Investir dans des actions revient à imposer le gain en capital à 50% au moment de la vente, et tout revenu d’intérêt le sera à 100% (notamment les populaires certificats de placement garanti, CPG, en ce moment), rappelle Olivier Giroux.
«Ce qu’on peut faire, c’est de jouer sur quel type d’actif se retrouve dans quel type de compte, avance toutefois Émile Khayat. Si par exemple on a des placements non enregistrés, on met ce qui est le moins imposé là-dedans et ce qui est le plus imposé dans son CELI.»
Il existe également quelques produits d’assurance qui donnent des avantages fiscaux, ajoute-t-il. Mais à cause des frais de chargement (frais administratifs du programme) associés à ce type de produit, ça devient un véhicule de dernier recours pour la majorité des gens, estime-t-il.
Autres options
Le REER ne devrait donc pas être un spectre pour les futures finances du couple de Sébastien.
En plus de recommander de continuer ce qu’ils font déjà (maximiser REEE ET CELI), il existe quand même d’autres options que sa conjointe et lui pourraient explorer, même si ce n’est pas la panacée.
La première que suggère Olivier Giroux est de faire travailler les liquidités du couple en ouvrant un CELIAPP aux enfants lorsqu’ils auront 18 ans… ce qui peut être plus ou moins long avant d’investir, car Sébastien ne nous a pas mentionné l’âge de sa progéniture.
Il serait ainsi possible, à terme, d’y placer 80 000$ (8000$ maximum par an pour cinq ans pour deux enfants) dont les rendements seraient complètement à l’abri de l’impôt.
Bien évidemment, ni les sommes investies ni les reports d’impôt ne seraient au bénéfice de Sébastien et sa conjointe. Il fructifierait plutôt dans les mains de leurs enfants.
Si jamais leur générosité dépasse les frontières familiales, ils pourraient également faire un don à cause qui leur tient à cœur. En plus de venir en aide à un organisme, ils pourraient profiter d’un crédit d’impôt, mentionne Olivier Giroux.
Sinon, il reste les comptes non enregistrés dont le gain en capital sera imposé à 50% (au TMI de Sébastien au moment de la vente) ou encore les placements garantis, dont les intérêts seront imposés à 100% de son TMI.

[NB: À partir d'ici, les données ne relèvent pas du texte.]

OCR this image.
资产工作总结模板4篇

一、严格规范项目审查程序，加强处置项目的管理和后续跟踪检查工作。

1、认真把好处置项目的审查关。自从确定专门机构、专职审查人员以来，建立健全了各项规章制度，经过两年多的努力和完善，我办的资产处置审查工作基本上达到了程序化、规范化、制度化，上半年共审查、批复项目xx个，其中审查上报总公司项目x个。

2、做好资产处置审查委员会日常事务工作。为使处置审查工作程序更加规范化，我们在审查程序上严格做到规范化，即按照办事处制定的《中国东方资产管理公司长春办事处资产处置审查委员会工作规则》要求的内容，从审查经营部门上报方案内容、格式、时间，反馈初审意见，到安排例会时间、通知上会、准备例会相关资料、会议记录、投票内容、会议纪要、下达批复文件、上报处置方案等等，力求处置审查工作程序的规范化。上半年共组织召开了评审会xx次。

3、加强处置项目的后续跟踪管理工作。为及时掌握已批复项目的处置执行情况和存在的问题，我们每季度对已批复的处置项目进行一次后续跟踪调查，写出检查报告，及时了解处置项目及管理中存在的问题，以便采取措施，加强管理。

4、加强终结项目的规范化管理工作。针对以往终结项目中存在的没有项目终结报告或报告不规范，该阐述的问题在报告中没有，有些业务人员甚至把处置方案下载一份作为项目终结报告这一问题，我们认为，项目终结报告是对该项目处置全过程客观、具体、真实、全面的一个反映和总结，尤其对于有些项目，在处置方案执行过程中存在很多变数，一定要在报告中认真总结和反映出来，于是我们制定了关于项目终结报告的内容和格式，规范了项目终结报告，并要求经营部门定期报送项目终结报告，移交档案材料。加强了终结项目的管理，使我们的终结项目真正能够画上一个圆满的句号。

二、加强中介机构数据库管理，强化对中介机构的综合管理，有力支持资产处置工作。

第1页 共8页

On entend tellement parler des REER qu’ils finissent par se transformer en une bibitte pas très sexy. Mais force est d’admettre que leur double avantage (report d’impôt et rendement) est aussi difficile à égaler que la meilleure recette de votre chère maman. Ou qu’un départ sur un coin de rue en Tesla, même si votre «concurrent» se balade en Porsche ou en Ferrari.